そして、お鼻の居なくなった顔面はあたしが守ってみせる。
ジッと視線を感じて横を見ると白けた視線を送る
修平君と目が合った。
「解決した?」
「すいません、自分を見失いそうであります。」
修平君、あたしが妄想しててもクールに対処する。
ちっとも、怒らずに妄想が自己完結するのを
彼は彼なりに優しく見守ってくれているらしい。
「終わったならいいけど、早く入ろう。」
寒い中、ツッコミ入れずに待ってくれていたらしい。
「修平く~ん、I love you!!」
「・・・・・近所迷惑だから。」
「照れてるんですか、可愛いですね。」
「殴るよ・・・・・・・」
そして、言葉とは裏腹に可愛い子だ。
こういうところがサユに似てて、
本当に可愛くてしょうがないと思う。
ツンデレのツンモードは恐ろしいモード設定だ。
「あんた、何してるのよ。」
「えっ、お皿返しに!サユ、先ほどはどうもありがとう
ございましたよ!!」
「なっ、気が向いただけよ。
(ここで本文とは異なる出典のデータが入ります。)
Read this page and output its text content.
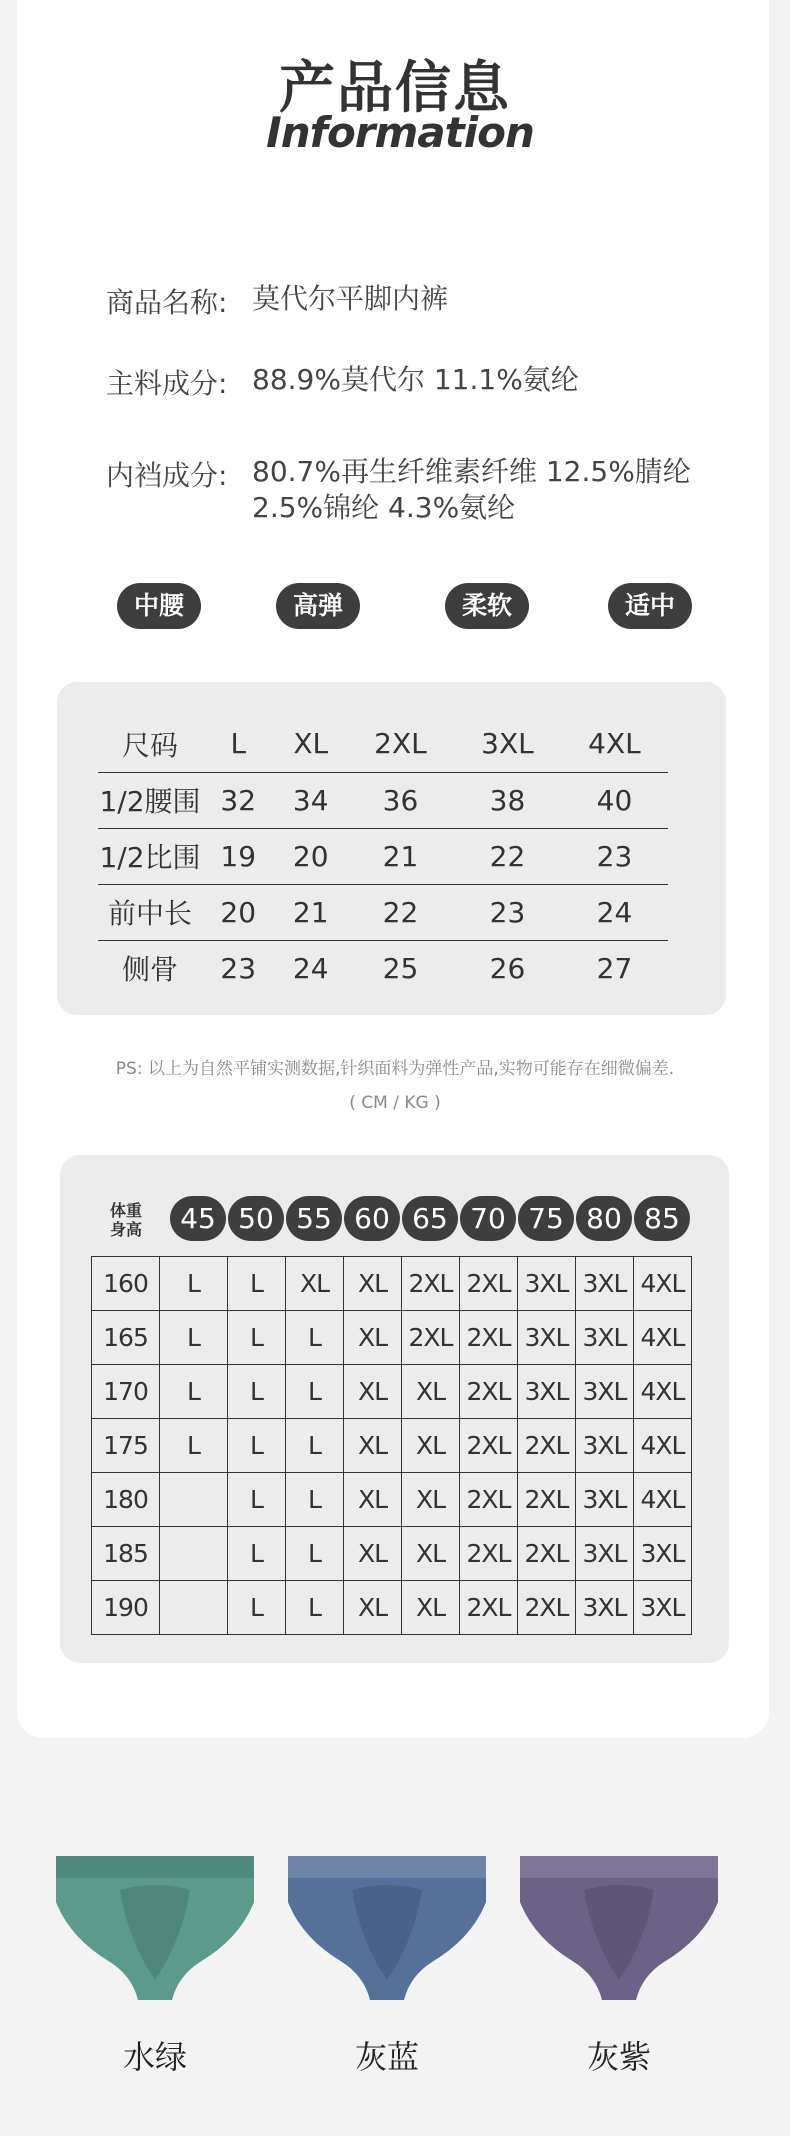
产品信息
Information
商品名称: 莫代尔平脚内裤
主料成分: 88.9%莫代尔 11.1%氨纶
内裆成分: 80.7%再生纤维素纤维 12.5%腈纶
2.5%锦纶 4.3%氨纶
中腰	高弹	柔软	适中
尺码	L	XL	2XL	3XL	4XL
1/2腰围	32	34	36	38	40
1/2比围	19	20	21	22	23
前中长	20	21	22	23	24
侧骨	23	24	25	26	27
PS: 以上为自然平铺实测数据,针织面料为弹性产品,实物可能存在细微偏差.
( CM / KG )
体重
身高	45 50 55 60 65 70 75 80 85
160	L	L	XL	XL	2XL	2XL	3XL	3XL	4XL
165	L	L	L	XL	2XL	2XL	3XL	3XL	4XL
170	L	L	L	XL	XL	2XL	3XL	3XL	4XL
175	L	L	L	XL	XL	2XL	2XL	3XL	4XL
180		L	L	XL	XL	2XL	2XL	3XL	4XL
185		L	L	XL	XL	2XL	2XL	3XL	3XL
190		L	L	XL	XL	2XL	2XL	3XL	3XL
水绿	灰蓝	灰紫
」
本当に似た者同士の姉弟で可愛いと思う。
スタスタと家の中に入ってしまう修平君に、
サユはきょとんとしながら入って行けばと声を掛けた。
マミーにお礼をしたかったからお言葉に甘えて、
少しお邪魔させて頂こうと思って上がった。
リビングでダディと仲睦まじくテレビを見ている
ところを乱入してお礼をさせてもらった。
そんな気にすることじゃないのよと言われたが、
正直助かっていたのでそういうわけにも行かず、
きちんとお礼の言葉をマミーに伝えられて良かった。
ダディにも迎えに来てもらってたからお礼を言って、
少しサユと修平君の部屋に突入してプログラムについて
を語り合ってその日はいつの間にか寝てしまっていた。